Basic Atomic Operations
Atomic Operation
- An atomic operation ensures that when many threads simultaneously access the same variable, the accesses are serialized so that race conditions do not occur.
- For example, suppose there is a variable called
resultthat stores the sum of all elements in an array. - If multiple threads attempt to update this variable without atomic operations, the order of execution may be interleaved incorrectly, resulting in an inaccurate final value.

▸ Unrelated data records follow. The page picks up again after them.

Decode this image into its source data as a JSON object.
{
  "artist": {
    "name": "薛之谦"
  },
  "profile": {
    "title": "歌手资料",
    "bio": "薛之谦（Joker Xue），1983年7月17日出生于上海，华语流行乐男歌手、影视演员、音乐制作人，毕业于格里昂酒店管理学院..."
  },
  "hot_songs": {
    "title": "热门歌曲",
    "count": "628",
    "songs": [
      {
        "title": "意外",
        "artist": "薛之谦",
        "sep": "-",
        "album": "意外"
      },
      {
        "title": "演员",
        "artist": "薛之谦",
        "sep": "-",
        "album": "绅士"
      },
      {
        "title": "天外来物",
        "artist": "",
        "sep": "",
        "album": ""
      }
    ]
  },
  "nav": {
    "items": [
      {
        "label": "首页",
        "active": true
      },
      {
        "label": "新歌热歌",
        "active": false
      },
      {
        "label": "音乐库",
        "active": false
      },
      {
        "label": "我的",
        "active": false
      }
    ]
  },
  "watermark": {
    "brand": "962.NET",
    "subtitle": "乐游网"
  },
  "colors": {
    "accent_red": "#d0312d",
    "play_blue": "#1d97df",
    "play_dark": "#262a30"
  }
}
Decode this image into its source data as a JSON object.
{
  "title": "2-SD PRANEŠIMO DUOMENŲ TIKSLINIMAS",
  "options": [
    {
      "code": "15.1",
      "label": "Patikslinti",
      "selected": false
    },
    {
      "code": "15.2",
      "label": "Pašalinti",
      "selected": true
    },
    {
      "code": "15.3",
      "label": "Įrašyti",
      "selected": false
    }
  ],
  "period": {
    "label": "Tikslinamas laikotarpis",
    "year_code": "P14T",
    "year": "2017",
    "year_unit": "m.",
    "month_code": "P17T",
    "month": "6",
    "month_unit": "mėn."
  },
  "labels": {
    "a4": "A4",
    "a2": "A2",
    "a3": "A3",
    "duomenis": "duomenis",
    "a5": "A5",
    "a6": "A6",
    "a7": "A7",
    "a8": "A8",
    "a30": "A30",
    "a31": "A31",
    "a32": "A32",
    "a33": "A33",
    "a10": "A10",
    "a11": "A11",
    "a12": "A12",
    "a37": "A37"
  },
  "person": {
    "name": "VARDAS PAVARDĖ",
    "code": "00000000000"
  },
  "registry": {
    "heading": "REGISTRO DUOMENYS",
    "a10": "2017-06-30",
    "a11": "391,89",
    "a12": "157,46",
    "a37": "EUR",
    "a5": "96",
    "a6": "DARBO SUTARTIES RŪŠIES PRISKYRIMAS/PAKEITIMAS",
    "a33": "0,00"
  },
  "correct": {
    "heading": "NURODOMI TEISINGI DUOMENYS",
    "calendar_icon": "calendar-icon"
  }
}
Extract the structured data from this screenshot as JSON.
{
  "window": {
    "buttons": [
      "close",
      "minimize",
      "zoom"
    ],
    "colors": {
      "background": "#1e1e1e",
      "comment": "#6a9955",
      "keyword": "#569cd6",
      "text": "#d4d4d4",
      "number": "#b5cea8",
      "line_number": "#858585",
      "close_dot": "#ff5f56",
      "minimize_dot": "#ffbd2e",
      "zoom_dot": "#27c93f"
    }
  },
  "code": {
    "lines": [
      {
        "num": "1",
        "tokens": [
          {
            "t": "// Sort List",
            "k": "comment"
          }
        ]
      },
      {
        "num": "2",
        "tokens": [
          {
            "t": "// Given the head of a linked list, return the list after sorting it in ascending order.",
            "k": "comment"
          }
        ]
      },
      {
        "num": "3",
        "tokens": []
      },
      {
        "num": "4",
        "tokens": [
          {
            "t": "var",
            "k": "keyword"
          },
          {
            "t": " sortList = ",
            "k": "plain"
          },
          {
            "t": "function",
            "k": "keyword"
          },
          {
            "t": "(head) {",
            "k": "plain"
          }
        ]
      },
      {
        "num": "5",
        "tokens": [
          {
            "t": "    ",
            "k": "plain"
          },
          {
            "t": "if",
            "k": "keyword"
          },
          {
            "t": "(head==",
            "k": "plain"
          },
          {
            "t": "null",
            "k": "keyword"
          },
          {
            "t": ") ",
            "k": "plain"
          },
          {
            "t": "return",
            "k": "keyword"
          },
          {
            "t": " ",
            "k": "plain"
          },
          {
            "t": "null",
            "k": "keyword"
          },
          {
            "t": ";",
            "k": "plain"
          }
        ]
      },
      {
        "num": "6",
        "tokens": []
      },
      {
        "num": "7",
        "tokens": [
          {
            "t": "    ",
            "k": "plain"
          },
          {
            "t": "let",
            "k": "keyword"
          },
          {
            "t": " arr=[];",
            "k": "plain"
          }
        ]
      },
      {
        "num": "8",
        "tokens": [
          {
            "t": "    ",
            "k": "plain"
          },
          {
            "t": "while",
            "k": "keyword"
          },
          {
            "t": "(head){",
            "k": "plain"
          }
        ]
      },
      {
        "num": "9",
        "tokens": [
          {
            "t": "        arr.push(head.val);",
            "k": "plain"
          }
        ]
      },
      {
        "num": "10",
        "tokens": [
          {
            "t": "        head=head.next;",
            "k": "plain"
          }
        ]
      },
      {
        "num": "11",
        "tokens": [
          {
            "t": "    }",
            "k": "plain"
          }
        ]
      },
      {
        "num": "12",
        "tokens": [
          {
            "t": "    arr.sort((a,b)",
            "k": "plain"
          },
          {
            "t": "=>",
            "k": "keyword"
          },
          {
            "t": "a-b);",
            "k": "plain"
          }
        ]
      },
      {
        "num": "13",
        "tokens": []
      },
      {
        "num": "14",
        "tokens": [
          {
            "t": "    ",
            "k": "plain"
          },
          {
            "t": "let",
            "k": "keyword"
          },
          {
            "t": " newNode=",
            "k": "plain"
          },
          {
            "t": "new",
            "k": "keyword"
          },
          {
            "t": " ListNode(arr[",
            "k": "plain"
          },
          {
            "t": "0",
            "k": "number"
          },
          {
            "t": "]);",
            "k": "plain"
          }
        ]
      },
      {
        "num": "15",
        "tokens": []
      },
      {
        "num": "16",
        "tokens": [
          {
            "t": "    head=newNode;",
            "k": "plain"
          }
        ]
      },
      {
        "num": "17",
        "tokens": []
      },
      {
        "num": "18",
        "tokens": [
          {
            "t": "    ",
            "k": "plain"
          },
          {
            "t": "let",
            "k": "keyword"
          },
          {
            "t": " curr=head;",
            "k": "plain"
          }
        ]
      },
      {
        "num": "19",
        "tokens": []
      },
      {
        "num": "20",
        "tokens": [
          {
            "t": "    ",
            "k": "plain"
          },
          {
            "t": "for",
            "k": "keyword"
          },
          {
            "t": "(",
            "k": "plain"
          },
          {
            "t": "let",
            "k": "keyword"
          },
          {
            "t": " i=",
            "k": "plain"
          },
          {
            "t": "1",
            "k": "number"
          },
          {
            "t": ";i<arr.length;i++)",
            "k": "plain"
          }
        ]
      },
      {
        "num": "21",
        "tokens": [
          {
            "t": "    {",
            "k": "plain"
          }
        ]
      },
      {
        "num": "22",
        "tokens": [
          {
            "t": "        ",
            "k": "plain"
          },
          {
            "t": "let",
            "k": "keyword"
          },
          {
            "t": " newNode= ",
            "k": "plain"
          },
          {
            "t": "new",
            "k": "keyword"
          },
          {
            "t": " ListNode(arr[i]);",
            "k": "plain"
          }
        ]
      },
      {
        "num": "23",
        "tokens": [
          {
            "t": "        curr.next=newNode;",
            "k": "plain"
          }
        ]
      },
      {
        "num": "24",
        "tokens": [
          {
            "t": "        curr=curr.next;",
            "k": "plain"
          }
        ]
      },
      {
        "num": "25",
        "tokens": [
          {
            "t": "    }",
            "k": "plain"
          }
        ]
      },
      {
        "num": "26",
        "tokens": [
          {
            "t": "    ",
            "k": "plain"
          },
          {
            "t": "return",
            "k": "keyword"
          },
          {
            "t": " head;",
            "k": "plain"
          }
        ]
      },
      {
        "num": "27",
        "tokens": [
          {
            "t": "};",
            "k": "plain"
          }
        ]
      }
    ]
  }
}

- Atomic operations are also used in other cases such as counters, histograms, and any scenario where multiple threads must update the same variable.
Code Example
#include <cuda_runtime.h>
// Kernel to sum an array using atomicAdd
__global__ void atomicSumKernel(const float *input, float *result, int N) {
int idx = threadIdx.x + blockIdx.x * blockDim.x;
// Each thread adds its element to the result using atomicAdd
if (idx < N) {
atomicAdd(result, input[idx]);
}
}
- By using the atomicAdd() function, threads update the result variable safely, one at a time.
Drawbacks
- Since atomic operations serialize parallel execution, excessive use can lead to bottlenecks.
- To mitigate this, optimization strategies can be applied:
- For example, when summing an array, each block can first compute a partial sum using shared memory and then combine results at the end, reducing reliance on atomics.